The Director’s Guide to LinkedIn

What are the most important things to have in mind when using LinkedIn? Where in the company should you implement LinkedIn? And why can’t we just look the other way anymore? In this article, we will guide you, as a leader, through LinkedIn.

Why should you have an opinion about LinkedIn?

LinkedIn in recent years has gone from being an online CV-database to becoming an important platform for the company’s communication and marketing effort, for sales work and for recruitment. More than 2 million Danes are now on LinkedIn, and are using it – not just while they are at work, but also on weekends, during holidays and in the evening. It is no longer sufficient for your company just to have a website if you want to reach your customers. You have to be present where your customers, users and future employees are. Moreover, it is important to have a professional attitude towards a platform that many in the company already use.

Where in the company should LinkedIn be incorporated?

LinkedIn’s development has resulted in many new opportunities and products. LinkedIn has now become a medium that can be used across the entire company. Below you’ll find a few examples:

  • Marketing & communication: LinkedIn is the number 1 platform to work with content marketing and thought leadership in the B2B market because it is a perfect place to create awareness and to generate leads. Think about all the information about LinkedIn users we have access to – we know their title, their workplace, their education, their seniority and much more. We can use all of this information to make targeted advertising to ensure that the right people receive our messages.
  • Sales department: If the salespeople are not already using LinkedIn, now is the time to start! With LinkedIn, it has become easier to find potential leads and reach the right decision makers. LinkedIn is ideal to prepare for a meeting and to strengthen the relation to your customers. Also, we must not forget the possibilities to categorize your personal network, which will give you a perfect opportunity to take care of both your existing and potential customers. You can also read The Sales Director’s Guide to LinkedIn.
  • HR department: There are a lot of great ways to use LinkedIn in your HR work. The platform is the perfect place to work with employer branding, to seek potential candidates and to ensure visibility to the right audience – including the more passive job seekers. You can also read The HR manager’s guide to LinkedIn.

 

In a perfect world, sales, communication, marketing, and HR would work together in the use of LinkedIn, but in the real world, this is not always possible. Therefore, we recommend that you think carefully about your business purpose in using LinkedIn, as well as your overall goals – and, not least, how well you have reached your target groups through other channels. Maybe LinkedIn is your only channel for employer branding, or maybe LinkedIn is the only platform where you can reach your target group with certainty. All of these considerations should be incorporated in your LinkedIn strategy.

Must employees participate actively on LinkedIn?
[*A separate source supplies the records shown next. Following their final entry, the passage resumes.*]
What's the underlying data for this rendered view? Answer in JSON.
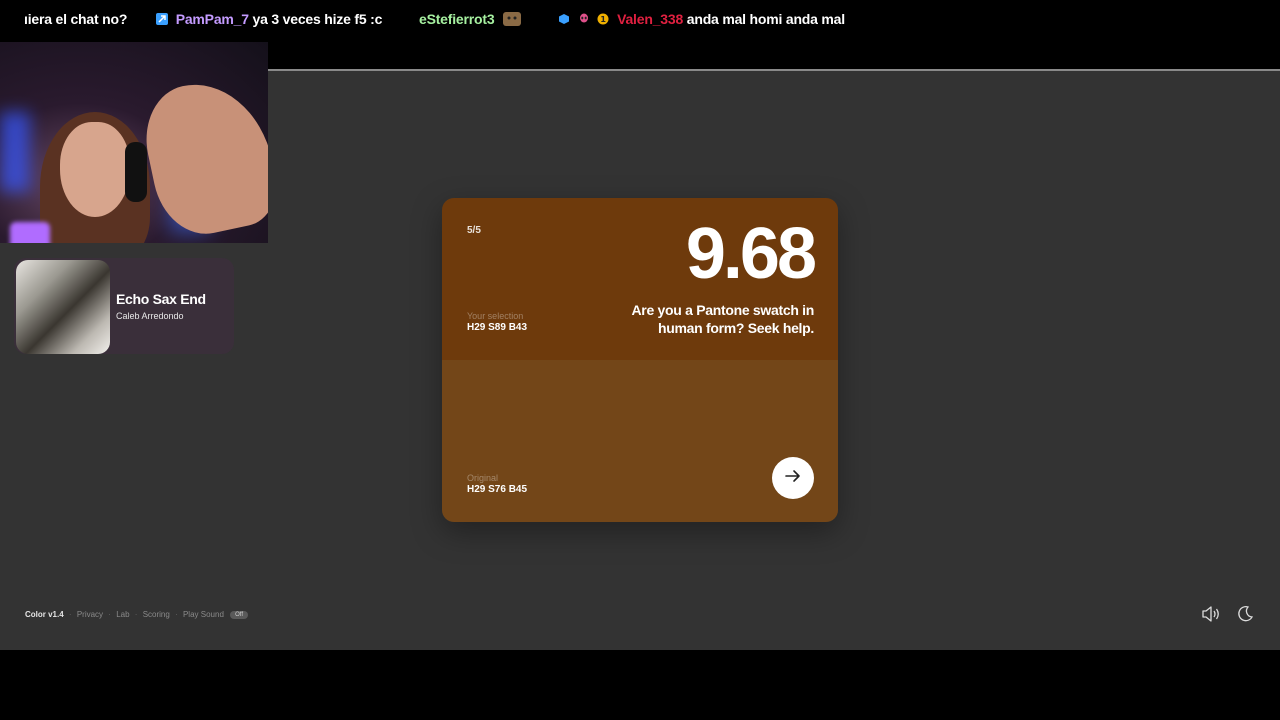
{
  "chat": {
    "messages": [
      {
        "user": "",
        "user_color": "#ffffff",
        "text": "ıiera el chat no?"
      },
      {
        "user": "PamPam_7",
        "user_color": "#c49bff",
        "text": "ya 3 veces hize f5 :c"
      },
      {
        "user": "eStefierrot3",
        "user_color": "#a6f0a0",
        "text": ""
      },
      {
        "user": "Valen_338",
        "user_color": "#e02040",
        "text": "anda mal homi anda mal"
      }
    ],
    "badge_colors": [
      "#3aa0ff",
      "#e0508a",
      "#f0b000"
    ]
  },
  "now_playing": {
    "title": "Echo Sax End",
    "artist": "Caleb Arredondo"
  },
  "card": {
    "round": "5/5",
    "score": "9.68",
    "message": "Are you a Pantone swatch in human form? Seek help.",
    "selection_label": "Your selection",
    "selection_value": "H29 S89 B43",
    "original_label": "Original",
    "original_value": "H29 S76 B45",
    "selection_color": "#6e3a0c",
    "original_color": "#734618",
    "next_icon": "arrow-right-icon"
  },
  "footer": {
    "brand": "Color v1.4",
    "links": [
      "Privacy",
      "Lab",
      "Scoring",
      "Play Sound"
    ],
    "pill": "Off",
    "sound_icon": "speaker-icon",
    "theme_icon": "moon-icon"
  },
  "colors": {
    "stage_bg": "#333333",
    "chat_bg": "#000000"
  }
}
The short answer to this question is yes. It is difficult to create successful results on LinkedIn all by yourself. It takes support, amplification of messages and a joint effort in relation to finding and creating content. Also, it is important to look at your colleagues’ profiles. I often see that employees have not recently updated their LinkedIn profile, thus their profile indicates that they work elsewhere. This is quite unfortunate if a potential customer views their profile before a meeting about future cooperation.

Read more about why your employees should use LinkedIn actively and read the lawyer’s advice to what you can demand from your employees on LinkedIn (Danish article).

What about you as a leader?

The first step is to update your personal profile (Danish article). You can be sure that your profile will have a lot of visitors, so let your professionalism shine. Find out who is viewing your profile by checking “Who’s viewed your profile“. Humans are curious by nature and most people visit people rather than companies on LinkedIn. Make sure that your profile (and your employee’s profiles) are search engine optimized (Danish article) based on the keywords that are important to you. Your customers should be able to find your employees and not your competitors when they search for specific skills.

Be a pioneer. Lead the way and show how it should be done. If you are active on LinkedIn, you can inspire your colleagues to do the same. Spread the word about your company, expand your network and identify new leads on LinkedIn. If you are an experienced writer, then use the Publisher function on LinkedIn, where you can write blog posts (Danish article) and help to establish thought leadership, share experiences and have a voice in the debate.

Stay updated. Show that you are interested and wish to stay updated. By connecting with your customers and following their companies on LinkedIn, you are not only showing that you are interested in them but you also follow their development. You can also follow your competitors and collaborators and consider following some of LinkedIn’s Influencers such as Jack Welsh and Richard Branson to stay updated.

Manage your settings. Many people are not aware of the things you can control on LinkedIn. You can decide, for example, if your network should be notified when you update your profile if others should have access to your network if people should be able to see when you visit their profile and who is allowed to connect with you on LinkedIn. Use 5-10 minutes to examine your own settings – and also think about if your company should have a position on your employees’ settings in the case that LinkedIn is used during the day at the office.